Check my proof on showing a graph with each vertex's degree at least $e$ has every tree with $e$ edges a subgraph

Question

Let $T$ be a tree with $e$ edges and $G$ be a simple graph such that ech vertex has degree at least $e$. We need to show that $T$ is a subgraph of $G$.

I tried to prove this by induction.

The base case is trivial.

The induction hypothesis says that for a tree with $e-1$ edges and a simple graph such that each vertex has degree at least $e-1$, then the graph has the tree as a subgraph.

If we add another edge to every single vertex of the graph, then there exists a tree with $e$ edges as a subgraph of the graph since there is already a tree with $e-1$ edges as a subgraph; after we added an edge to every vertex of the graph, the tree with $e$ edges is automatically a subgraph of the graph.

I am not sure whether my proof is correct. If there is something wrong, how could I fix it? Also, is there a better way to improve the writing of the proof?

Thanks.

Answer 1

I disagree with Hagen that you have the right idea. It is a serious logical error you made concerning induction, and I encourage you to read and fully grasp https://matheducators.stackexchange.com/a/10034/1550 before attempting induction problems. After you read that then read my answer.

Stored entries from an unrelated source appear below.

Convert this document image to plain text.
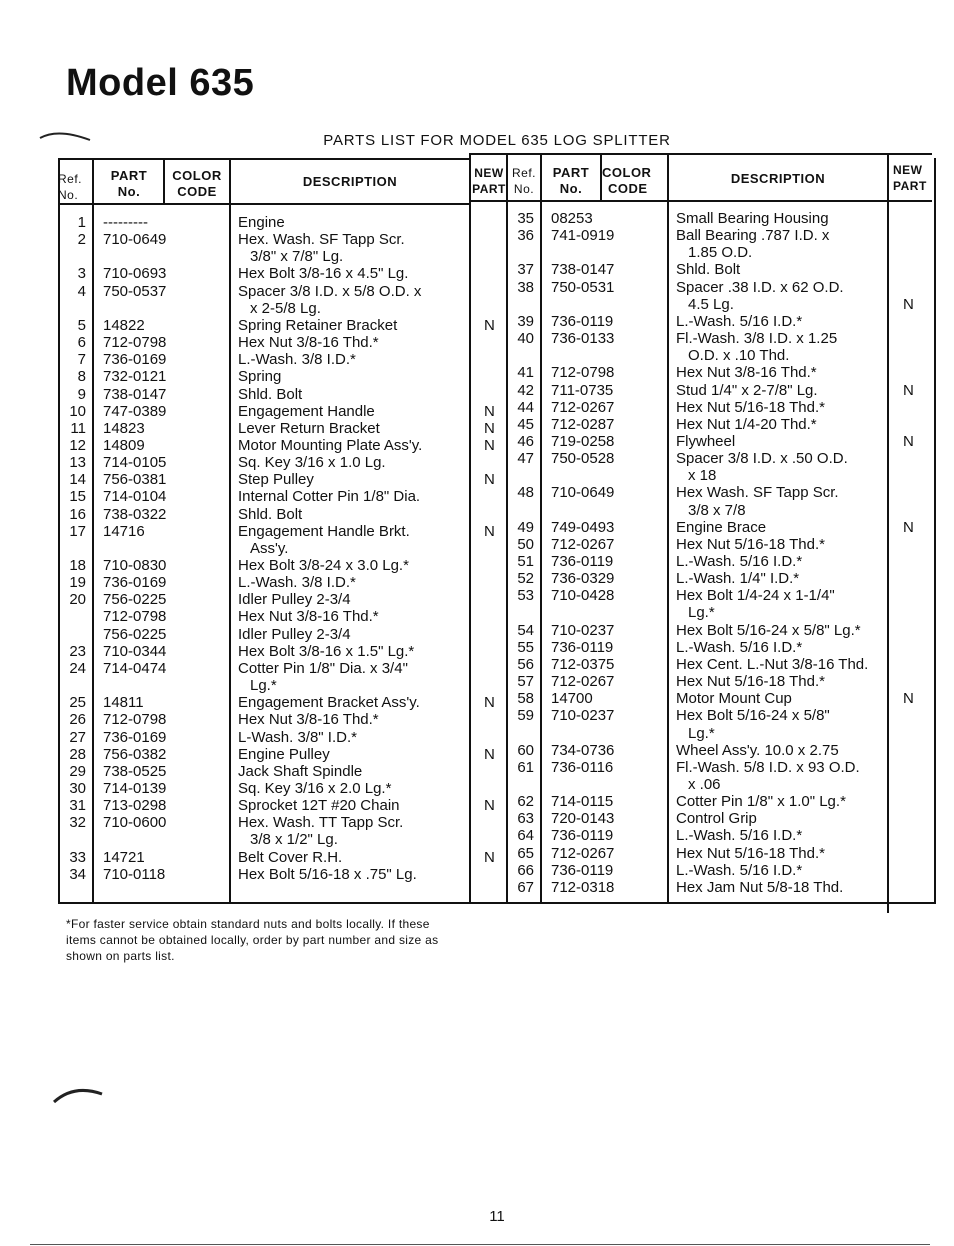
Model 635
PARTS LIST FOR MODEL 635 LOG SPLITTER
Ref.
No.
PART
No.
COLOR
CODE
DESCRIPTION
NEW
PART
Ref.
No.
PART
No.
COLOR
CODE
DESCRIPTION
NEW
PART
1 ---------	Engine
2 710-0649	Hex. Wash. SF Tapp Scr.
3/8" x 7/8" Lg.
3 710-0693	Hex Bolt 3/8-16 x 4.5" Lg.
4 750-0537	Spacer 3/8 I.D. x 5/8 O.D. x
x 2-5/8 Lg.
5 14822	Spring Retainer Bracket	N
6 712-0798	Hex Nut 3/8-16 Thd.*
7 736-0169	L.-Wash. 3/8 I.D.*
8 732-0121	Spring
9 738-0147	Shld. Bolt
10 747-0389	Engagement Handle	N
11 14823	Lever Return Bracket	N
12 14809	Motor Mounting Plate Ass'y.	N
13 714-0105	Sq. Key 3/16 x 1.0 Lg.
14 756-0381	Step Pulley	N
15 714-0104	Internal Cotter Pin 1/8" Dia.
16 738-0322	Shld. Bolt
17 14716	Engagement Handle Brkt.	N
Ass'y.
18 710-0830	Hex Bolt 3/8-24 x 3.0 Lg.*
19 736-0169	L.-Wash. 3/8 I.D.*
20 756-0225	Idler Pulley 2-3/4
712-0798	Hex Nut 3/8-16 Thd.*
756-0225	Idler Pulley 2-3/4
23 710-0344	Hex Bolt 3/8-16 x 1.5" Lg.*
24 714-0474	Cotter Pin 1/8" Dia. x 3/4"
Lg.*
25 14811	Engagement Bracket Ass'y.	N
26 712-0798	Hex Nut 3/8-16 Thd.*
27 736-0169	L-Wash. 3/8" I.D.*
28 756-0382	Engine Pulley	N
29 738-0525	Jack Shaft Spindle
30 714-0139	Sq. Key 3/16 x 2.0 Lg.*
31 713-0298	Sprocket 12T #20 Chain	N
32 710-0600	Hex. Wash. TT Tapp Scr.
3/8 x 1/2" Lg.
33 14721	Belt Cover R.H.	N
34 710-0118	Hex Bolt 5/16-18 x .75" Lg.
35 08253	Small Bearing Housing
36 741-0919	Ball Bearing .787 I.D. x
1.85 O.D.
37 738-0147	Shld. Bolt
38 750-0531	Spacer .38 I.D. x 62 O.D.
4.5 Lg.	N
39 736-0119	L.-Wash. 5/16 I.D.*
40 736-0133	Fl.-Wash. 3/8 I.D. x 1.25
O.D. x .10 Thd.
41 712-0798	Hex Nut 3/8-16 Thd.*
42 711-0735	Stud 1/4" x 2-7/8" Lg.	N
44 712-0267	Hex Nut 5/16-18 Thd.*
45 712-0287	Hex Nut 1/4-20 Thd.*
46 719-0258	Flywheel	N
47 750-0528	Spacer 3/8 I.D. x .50 O.D.
x 18
48 710-0649	Hex Wash. SF Tapp Scr.
3/8 x 7/8
49 749-0493	Engine Brace	N
50 712-0267	Hex Nut 5/16-18 Thd.*
51 736-0119	L.-Wash. 5/16 I.D.*
52 736-0329	L.-Wash. 1/4" I.D.*
53 710-0428	Hex Bolt 1/4-24 x 1-1/4"
Lg.*
54 710-0237	Hex Bolt 5/16-24 x 5/8" Lg.*
55 736-0119	L.-Wash. 5/16 I.D.*
56 712-0375	Hex Cent. L.-Nut 3/8-16 Thd.
57 712-0267	Hex Nut 5/16-18 Thd.*
58 14700	Motor Mount Cup	N
59 710-0237	Hex Bolt 5/16-24 x 5/8"
Lg.*
60 734-0736	Wheel Ass'y. 10.0 x 2.75
61 736-0116	Fl.-Wash. 5/8 I.D. x 93 O.D.
x .06
62 714-0115	Cotter Pin 1/8" x 1.0" Lg.*
63 720-0143	Control Grip
64 736-0119	L.-Wash. 5/16 I.D.*
65 712-0267	Hex Nut 5/16-18 Thd.*
66 736-0119	L.-Wash. 5/16 I.D.*
67 712-0318	Hex Jam Nut 5/8-18 Thd.
*For faster service obtain standard nuts and bolts locally. If these items cannot be obtained locally, order by part number and size as shown on parts list.
11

I give you any tree $T$ and graph $G$ such that every vertex in $G$ has degree at least $e$ where $e$ is the number of edges in $T$. Your task is to show me how to embed $T$ into $G$. How would you do it? To use induction means that you try to reduce your task to a smaller one. What would "smaller task" mean here? That's really up to you, as long as you consistently use the same measure, and you make sure that breaking tasks into smaller one always ends with bits that you can solve directly. One way here would be to use $e$ as the measure of task size, and clearly once $e$ gets down to $0$ you're done. So you notice that if you chop off a leaf from $T$ you get a tree $T'$ with one less edge, and embedding $T'$ into $G$ is a smaller task and hence can be done (by induction). Using the embedding of $T'$ into $G$, can you now see how to embed $T$ into $G$?

Answer 2

You have the right idea, but you should not modify $G$, esp. you cannot expect to obtain a given degree-$e$ graph from an unspecified degree-$(e-1)$ graph. Instead try the following:

Let $T=(V_T,E_T)$ be a tree with $|E_T|=e$ edges (and hence $|V_T|=e+1$ vertices) and let $G=(V_G,E_G)$ be a non-empty, simple graph be given such that all vertices of $G$ have degree $\ge e$. The case $e=0$ is trivial. If $e>0$ then $T$ has at least one leaf $v$. Let $w$ be $v$'s only neighbour. We remove the edge $vw$ and the vertex $v$ from $T$, obtaining a graph $T'=(V_{T'}:=V_T\setminus\{v\}, E_{T'}:=E_T\setminus\{vw\})$ which is a tree with $e-1$ edges (and so $e$ vertices). As in our given $G$, all vertices also have degree $\ge e-1$, we may use the induction hypotheses to embed $T'$ into $G$. That is, there exists an injective map $f\colon V_{T'}\to V_G$ such that $f(x)f(y)\in E_G$ whenever $xy\in E_{T'}$. The vertex $f(w)$ has at least $e$ neighbours. At most $e-1$ of these can be in the image of $f$ (because $|V_{T'}\setminus\{w\}|<e$). Hence let $u$ be a neighbour of $f(w)$ not in the image of $f$. Now define $g\colon V_T\to V_G$ as $$g(x)=\begin{cases}u&\text{if }x=v\\f(x)&\text{otherwise}\end{cases}$$ We verify that $g$ is injective and that $g(x)g(y)\in E_G$ whenever $xy\in E_T$.